One common mistake is confusing loc with iloc. loc uses labels, while iloc uses integer positions. Another pitfall is using labels that do not exist, which causes a KeyError. Also, slicing with loc includes the end label, unlike Python's usual slicing.

python
import pandas as pd

data = {'Value': [10, 20, 30]}

df = pd.DataFrame(data, index=['x', 'y', 'z'])
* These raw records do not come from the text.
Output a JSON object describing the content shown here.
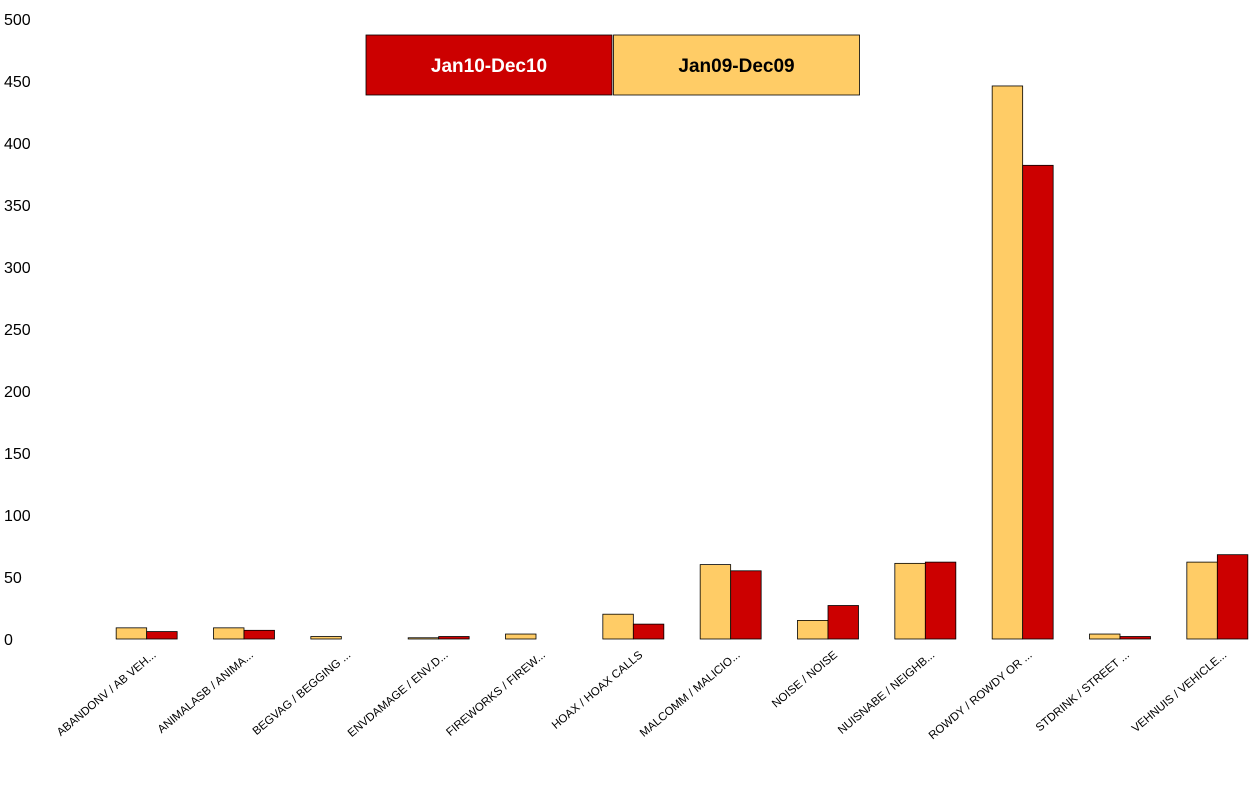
{
  "chart_data": {
    "type": "bar",
    "categories": [
      "ABANDONV / AB VEH...",
      "ANIMALASB / ANIMA...",
      "BEGVAG / BEGGING ...",
      "ENVDAMAGE / ENV.D...",
      "FIREWORKS / FIREW...",
      "HOAX / HOAX CALLS",
      "MALCOMM / MALICIO...",
      "NOISE / NOISE",
      "NUISNABE / NEIGHB...",
      "ROWDY / ROWDY OR ...",
      "STDRINK / STREET ...",
      "VEHNUIS / VEHICLE..."
    ],
    "series": [
      {
        "name": "Jan09-Dec09",
        "color": "#ffcc66",
        "values": [
          9,
          9,
          2,
          1,
          4,
          20,
          60,
          15,
          61,
          446,
          4,
          62
        ]
      },
      {
        "name": "Jan10-Dec10",
        "color": "#cc0000",
        "values": [
          6,
          7,
          0,
          2,
          0,
          12,
          55,
          27,
          62,
          382,
          2,
          68
        ]
      }
    ],
    "y_ticks": [
      "0",
      "50",
      "100",
      "150",
      "200",
      "250",
      "300",
      "350",
      "400",
      "450",
      "500"
    ],
    "ylim": [
      0,
      500
    ],
    "grid": false,
    "legend": {
      "position": "top-center",
      "entries": [
        {
          "label": "Jan10-Dec10",
          "background": "#cc0000",
          "text_color": "#ffffff"
        },
        {
          "label": "Jan09-Dec09",
          "background": "#ffcc66",
          "text_color": "#000000"
        }
      ]
    }
  }
}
# Wrong: using integer position with loc (raises KeyError)
try:
    print(df.loc[1])
except KeyError as e:
    print(f"KeyError: {e}")

# Right: use label with loc
print(df.loc['y'])

# Slicing includes end label
print(df.loc['x':'y'])
Output
KeyError: 1 Value 20 Name: y, dtype: int64 Value x 10 y 20
📊

Quick Reference

UsageDescriptionExample
Select single row by labelReturns a Series for the rowdf.loc['row_label']
Select multiple rows by labelsReturns DataFrame for rowsdf.loc[['row1', 'row2']]
Select rows and columnsReturns subset DataFramedf.loc['row1':'row3', ['col1', 'col2']]
Boolean indexingSelect rows where condition is Truedf.loc[df['Age'] > 30]
Set valuesAssign new values to subsetdf.loc['a', 'Age'] = 26

Key Takeaways

Use df.loc[row_label, column_label] to select data by labels in pandas.
loc includes the end label when slicing rows or columns.
Always use labels with loc, not integer positions (use iloc for positions).
You can select single or multiple rows and columns with loc.
loc supports boolean conditions to filter rows easily.